When Catharine Beecher’s fiancé died at sea in 1822, she used the small inheritance he bequeathed to her to co-found the Hartford Female Seminary, an innovative school that offered young women the opportunity to study subjects that had traditionally been part of the male curriculum. Instead of a focus on “domestic” education, a rigorous plan of study challenged students in rhetoric, logic, Latin, algebra and philosophy. The expansion of academic opportunities for women established Beecher’s legacy as one of the most important educational reformers of the 19th century.

Catharine Esther Beecher was the eldest child of the Reverend Lyman Beecher and his first wife, Roxana Foote Beecher. The Beechers were a prominent Connecticut family, known for their commitment to abolition and reform. Catharine’s sister, Harriet Beecher Stowe, was the author of the influential Uncle Tom’s Cabin, and her half-sister was the suffragist Isabella Beecher Hooker. Catharine Beecher was educated at home and sent to a private school in Litchfield, but because of the school’s limited curriculum for young girls, she was largely self-taught in the subjects only available to men.

She brought this knowledge—and a passion for teaching—to the Hartford Female Seminary and later to the Western Female Seminary in Cincinnati, Ohio. The schools’ missions were not only to simply educate women, but also to train females as teachers who would fill a growing need in the rapidly expanding country. While Beecher’s seminaries retained a commitment to a separate, domestic sphere for women, her schools were also remarkable for their model of mutual instruction and their collegial, egalitarian policies. In addition to her schools and advocacy of teacher-training, Beecher wrote cookbooks, textbooks, advice books, newspaper articles and essays.
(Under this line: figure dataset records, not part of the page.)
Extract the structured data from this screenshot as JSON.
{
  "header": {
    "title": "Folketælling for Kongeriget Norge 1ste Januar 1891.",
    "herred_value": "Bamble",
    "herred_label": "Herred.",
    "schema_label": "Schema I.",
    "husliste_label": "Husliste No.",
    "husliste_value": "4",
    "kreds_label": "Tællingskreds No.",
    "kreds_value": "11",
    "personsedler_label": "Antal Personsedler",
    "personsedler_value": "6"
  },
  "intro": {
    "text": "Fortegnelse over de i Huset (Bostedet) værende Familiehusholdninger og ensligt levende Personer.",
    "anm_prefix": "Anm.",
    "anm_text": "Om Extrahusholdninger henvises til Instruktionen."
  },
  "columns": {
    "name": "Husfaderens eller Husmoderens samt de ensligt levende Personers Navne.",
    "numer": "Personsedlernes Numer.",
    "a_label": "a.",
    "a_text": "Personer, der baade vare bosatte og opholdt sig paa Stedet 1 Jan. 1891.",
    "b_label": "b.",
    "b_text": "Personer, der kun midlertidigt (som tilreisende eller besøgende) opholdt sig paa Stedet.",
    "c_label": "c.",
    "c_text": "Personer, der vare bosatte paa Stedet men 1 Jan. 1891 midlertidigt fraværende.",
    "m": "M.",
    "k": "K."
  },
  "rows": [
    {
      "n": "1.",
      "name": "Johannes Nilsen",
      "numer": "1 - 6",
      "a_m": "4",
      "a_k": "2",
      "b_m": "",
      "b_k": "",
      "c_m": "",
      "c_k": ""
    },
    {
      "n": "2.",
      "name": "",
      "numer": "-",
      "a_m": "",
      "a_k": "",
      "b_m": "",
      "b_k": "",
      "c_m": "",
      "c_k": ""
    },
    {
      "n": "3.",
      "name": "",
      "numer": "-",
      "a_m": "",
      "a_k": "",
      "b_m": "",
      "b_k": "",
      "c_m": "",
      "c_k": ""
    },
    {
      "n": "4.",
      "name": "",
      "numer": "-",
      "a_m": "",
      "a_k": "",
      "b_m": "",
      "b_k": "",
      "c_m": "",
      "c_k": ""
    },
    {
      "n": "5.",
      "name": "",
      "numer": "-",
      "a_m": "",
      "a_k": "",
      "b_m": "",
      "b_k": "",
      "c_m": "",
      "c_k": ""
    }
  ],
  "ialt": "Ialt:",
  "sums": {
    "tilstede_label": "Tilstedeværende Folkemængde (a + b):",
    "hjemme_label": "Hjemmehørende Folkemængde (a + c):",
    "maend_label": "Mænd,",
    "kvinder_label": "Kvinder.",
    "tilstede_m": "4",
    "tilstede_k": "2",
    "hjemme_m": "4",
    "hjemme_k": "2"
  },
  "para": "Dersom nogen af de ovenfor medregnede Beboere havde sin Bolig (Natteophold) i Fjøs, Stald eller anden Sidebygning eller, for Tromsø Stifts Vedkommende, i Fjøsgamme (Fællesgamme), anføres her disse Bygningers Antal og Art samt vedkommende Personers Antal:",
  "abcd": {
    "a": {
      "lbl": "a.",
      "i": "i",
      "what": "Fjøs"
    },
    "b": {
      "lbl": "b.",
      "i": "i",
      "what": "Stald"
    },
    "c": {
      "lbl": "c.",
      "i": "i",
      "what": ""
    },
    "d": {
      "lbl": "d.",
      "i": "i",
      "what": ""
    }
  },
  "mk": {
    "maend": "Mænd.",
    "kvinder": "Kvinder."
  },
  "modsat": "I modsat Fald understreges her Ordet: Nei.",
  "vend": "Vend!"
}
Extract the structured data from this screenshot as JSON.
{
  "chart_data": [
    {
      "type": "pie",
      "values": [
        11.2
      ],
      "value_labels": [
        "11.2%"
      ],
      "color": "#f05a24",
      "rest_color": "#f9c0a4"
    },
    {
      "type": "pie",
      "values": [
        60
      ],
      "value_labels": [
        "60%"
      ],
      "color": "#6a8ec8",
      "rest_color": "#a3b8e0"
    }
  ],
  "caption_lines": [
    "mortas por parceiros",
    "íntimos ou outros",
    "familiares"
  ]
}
In 1850, she helped organize the American Women’s Educational Association. Among her publications are 1842’s A Treatise on Domestic Economy, For the Use of Young Ladies at Home, and at School and The American Woman's Home: Or, Principles Of Domestic Science; Being A Guide To The Formation And Maintenance Of Economical, Healthful, Beautiful, And Christian Homes, co-authored with her sister Harriet and published in 1869.  

A portrait in contradictions, Catharine Esther Beecher was a pioneer who dedicated her life to the education of women, yet believed that women should be subordinate to men. She championed education reform and the promotion of women as teachers who would be responsible for the moral, intellectual and physical upbringing of American children. At the same time, she was not an abolitionist like her sister Harriet, and unlike her half-sister Isabella, she opposed women’s suffrage. She believed that women could best influence society in their roles as housewives and mothers, and yet she herself was neither a wife nor a mother, supporting herself as a writer, lecturer and educational entrepreneur until her death in 1878.